Internet slander is a form of slander that takes place on the Internet or is posted to Internet websites, forums, or bulletin boards. Such posts are generally considered to be slanderous if they are made in an attempt to defame a person or company or ruin the reputation of that person or company. The statements usually have to be either untrue or be made in an attempt to be harmful without demonstrating any real interest in the common good. Internet slander is a specific form of slander and can usually be prosecuted in a civil or criminal court just like any other type of defamation.
Slander typically refers to defamatory remarks that are spoken out loud or in a context that is only passing and not necessarily long lasting. Libel is the term used to refer to forms of defamation that are fairly permanent and made in writing or a similar media such as a book, newspaper, magazine, or Internet website. Sometimes also called cyberslander, Internet slander may also be referred to as Internet libel and the nature of this distinction typically depends on how the defamation occurs. For example, a post on a forum or in a chat room may not be considered permanent since it is somewhat more transitory in nature and similar to slander than libel.
Internet slander can be something of a misnomer, however, since information posted on the Internet, even in a way that is likely to be transitory, can be remarkably long lasting. The transition of information on the Internet from a single post in a chat room to repeated postings on numerous websites, forums, and bulletin boards can be almost instantaneous. This means the line between Internet slander and libel can be somewhat less distinct, and many courts are still working on establishing the fine distinction enjoyed by spoken and traditional written defamation.
Most cases of Internet slander can be brought against the person that posted the information by the person or organization the information is about. Someone accused of Internet slander will typically need to defend himself or herself by proving that the information was true and in the interest of the common good, or was posted as opinion and not fact. Statements of opinion, even defamatory ones, are protected as free speech; when the statement is made as a fact, however, is when libel and slander can be considered.

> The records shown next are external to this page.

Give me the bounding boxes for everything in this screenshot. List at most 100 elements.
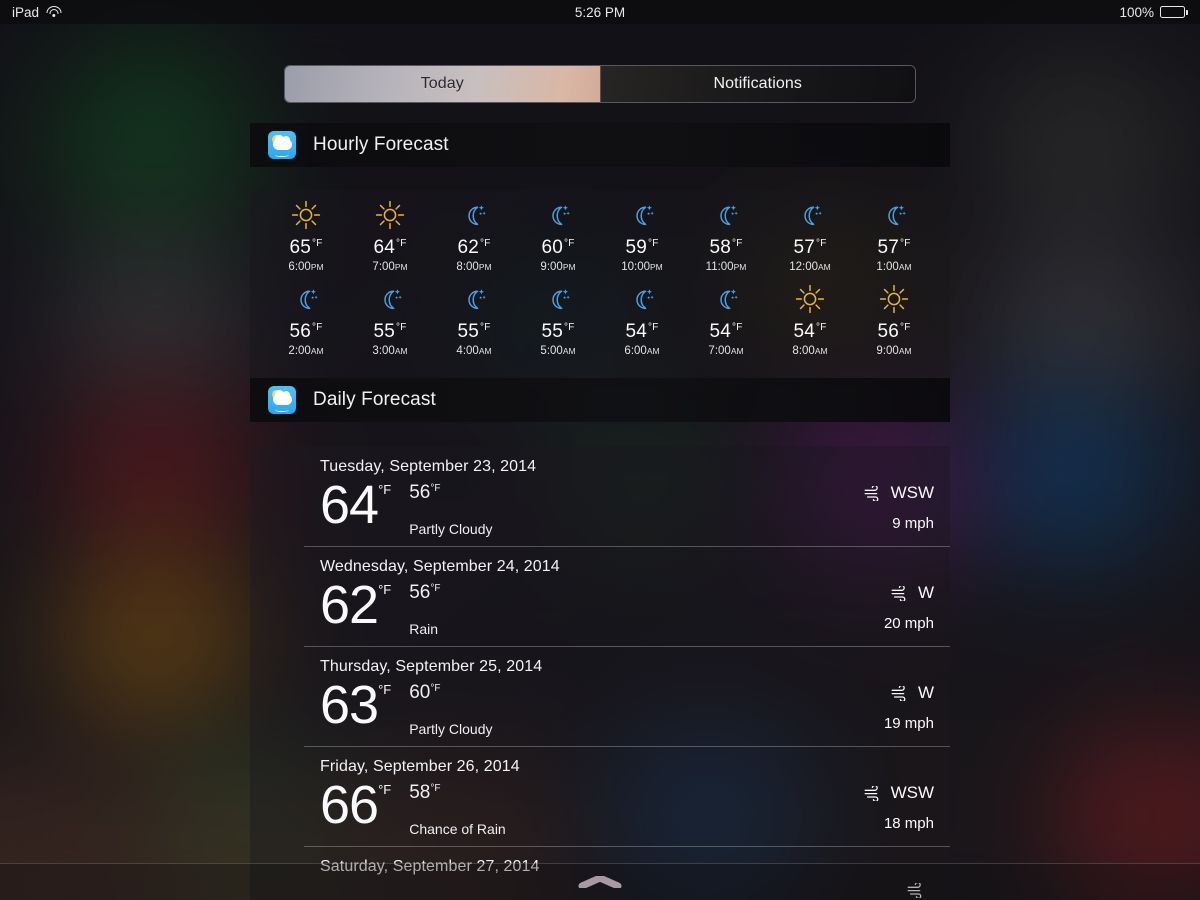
hourly-time-meridiem: AM [730, 345, 744, 356]
hourly-time-meridiem: PM [733, 261, 747, 272]
hourly-time: 4:00 AM [456, 345, 491, 357]
hourly-forecast-header[interactable]: Hourly Forecast [250, 123, 950, 167]
daily-date: Tuesday, September 23, 2014 [320, 458, 537, 475]
hourly-time-meridiem: PM [310, 261, 324, 272]
moon-icon [543, 198, 573, 232]
hourly-time: 2:00 AM [288, 345, 323, 357]
daily-date: Wednesday, September 24, 2014 [320, 558, 560, 575]
daily-forecast-row[interactable]: Thursday, September 25, 2014 63 °F 60 °F Part… [250, 646, 950, 746]
hourly-row-second: 56 °F 2:00 AM 55 °F 3:00 AM 55 °F 4:00 AM 55 °F 5:00 AM… [250, 274, 950, 358]
hourly-temp-value: 60 [541, 237, 564, 258]
daily-low-unit: °F [430, 583, 441, 594]
daily-condition: Chance of Rain [409, 821, 506, 837]
hourly-time: 6:00 PM [288, 261, 323, 273]
daily-condition: Rain [409, 621, 439, 637]
daily-low-unit: °F [430, 783, 441, 794]
hourly-temp-unit: °F [564, 322, 575, 333]
hourly-time: 1:00 AM [876, 261, 911, 273]
chevron-up-grabber-icon[interactable] [578, 876, 622, 888]
daily-wind: WSW 18 mph [863, 779, 934, 832]
hourly-cell: 55 °F 5:00 AM [516, 274, 600, 358]
hourly-time-value: 8:00 [792, 345, 815, 357]
hourly-cell: 54 °F 6:00 AM [600, 274, 684, 358]
tab-notifications[interactable]: Notifications [600, 66, 915, 102]
hourly-time-value: 1:00 [876, 261, 899, 273]
hourly-temp-value: 57 [793, 237, 816, 258]
hourly-temperature: 64 °F [373, 237, 406, 259]
hourly-cell: 55 °F 4:00 AM [432, 274, 516, 358]
hourly-cell: 56 °F 9:00 AM [852, 274, 936, 358]
hourly-time-value: 9:00 [876, 345, 899, 357]
hourly-time-meridiem: AM [814, 345, 828, 356]
hourly-time-value: 11:00 [705, 261, 734, 273]
hourly-temperature: 58 °F [709, 237, 742, 259]
hourly-cell: 56 °F 2:00 AM [264, 274, 348, 358]
hourly-temp-value: 54 [625, 321, 648, 342]
moon-icon [459, 198, 489, 232]
notification-center-grabber-bar[interactable] [0, 863, 1200, 900]
daily-wind-direction: W [917, 683, 934, 702]
moon-icon [711, 282, 741, 316]
daily-wind: W 19 mph [884, 679, 934, 732]
hourly-temperature: 54 °F [625, 321, 658, 343]
battery-percent-label: 100% [1119, 4, 1154, 20]
hourly-temp-value: 64 [373, 237, 396, 258]
daily-high-temperature: 64 °F [320, 475, 392, 535]
hourly-time: 7:00 AM [708, 345, 743, 357]
hourly-temp-unit: °F [648, 322, 659, 333]
hourly-cell: 65 °F 6:00 PM [264, 190, 348, 274]
hourly-temp-value: 58 [709, 237, 732, 258]
sun-icon [291, 198, 321, 232]
daily-high-value: 64 [320, 475, 379, 535]
hourly-time-value: 6:00 [624, 345, 647, 357]
hourly-time-meridiem: AM [310, 345, 324, 356]
hourly-time-value: 2:00 [288, 345, 311, 357]
daily-forecast-row[interactable]: Friday, September 26, 2014 66 °F 58 °F Chance… [250, 746, 950, 846]
hourly-temp-unit: °F [816, 322, 827, 333]
daily-high-unit: °F [378, 682, 392, 697]
hourly-temp-value: 57 [877, 237, 900, 258]
daily-forecast-header[interactable]: Daily Forecast [250, 378, 950, 422]
hourly-forecast-widget: 65 °F 6:00 PM 64 °F 7:00 PM 62 °F 8:00 PM 60 °F 9:00 PM… [250, 190, 950, 386]
hourly-time-meridiem: AM [818, 261, 831, 272]
moon-icon [627, 282, 657, 316]
daily-forecast-widget: Tuesday, September 23, 2014 64 °F 56 °F Partl… [250, 446, 950, 900]
hourly-cell: 54 °F 8:00 AM [768, 274, 852, 358]
weather-app-icon [268, 131, 296, 159]
hourly-time-value: 5:00 [540, 345, 563, 357]
hourly-temperature: 57 °F [793, 237, 826, 259]
daily-high-temperature: 62 °F [320, 575, 391, 635]
hourly-time: 12:00 AM [789, 261, 831, 273]
hourly-time-meridiem: AM [898, 345, 912, 356]
wind-icon [891, 685, 906, 701]
daily-low-temperature: 58 °F [409, 782, 506, 804]
hourly-temp-unit: °F [480, 322, 491, 333]
hourly-time-meridiem: PM [394, 261, 408, 272]
wind-icon [864, 485, 878, 501]
daily-forecast-row[interactable]: Wednesday, September 24, 2014 62 °F 56 °F Rai… [250, 546, 950, 646]
segmented-control[interactable]: Today Notifications [284, 65, 916, 103]
status-bar: iPad 5:26 PM 100% [0, 0, 1200, 24]
daily-date: Thursday, September 25, 2014 [320, 658, 543, 675]
hourly-cell: 55 °F 3:00 AM [348, 274, 432, 358]
daily-wind-direction: WSW [890, 483, 934, 502]
wind-icon [864, 785, 878, 801]
daily-condition: Partly Cloudy [409, 521, 493, 537]
daily-forecast-row[interactable]: Tuesday, September 23, 2014 64 °F 56 °F Partl… [250, 446, 950, 546]
daily-wind-direction: W [917, 583, 934, 602]
hourly-temp-unit: °F [396, 322, 407, 333]
daily-high-unit: °F [378, 482, 392, 497]
hourly-temperature: 65 °F [289, 237, 322, 259]
hourly-temperature: 55 °F [457, 321, 490, 343]
hourly-time-value: 7:00 [372, 261, 395, 273]
hourly-temp-value: 59 [625, 237, 648, 258]
hourly-temp-value: 54 [793, 321, 816, 342]
daily-high-value: 63 [320, 675, 379, 735]
daily-high-value: 62 [320, 575, 379, 635]
status-device-label: iPad [12, 4, 40, 20]
tab-today[interactable]: Today [285, 66, 600, 102]
hourly-cell: 59 °F 10:00 PM [600, 190, 684, 274]
hourly-temp-unit: °F [816, 238, 827, 249]
hourly-cell: 58 °F 11:00 PM [684, 190, 768, 274]
hourly-temp-unit: °F [900, 322, 911, 333]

In some cases, the defamation can be defended merely by proving that the statement was true and factually accurate. This is not always enough of a defense, however, and the information may also need to be established as being worthwhile in some way and beneficial for the public interest. Revealing harmful ingredients in food sold by a restaurant can be done in the interests of the common good, while revealing the sexual orientation of the owner of the restaurant is less likely to be seen as beneficial and may be grounds for a defamation lawsuit.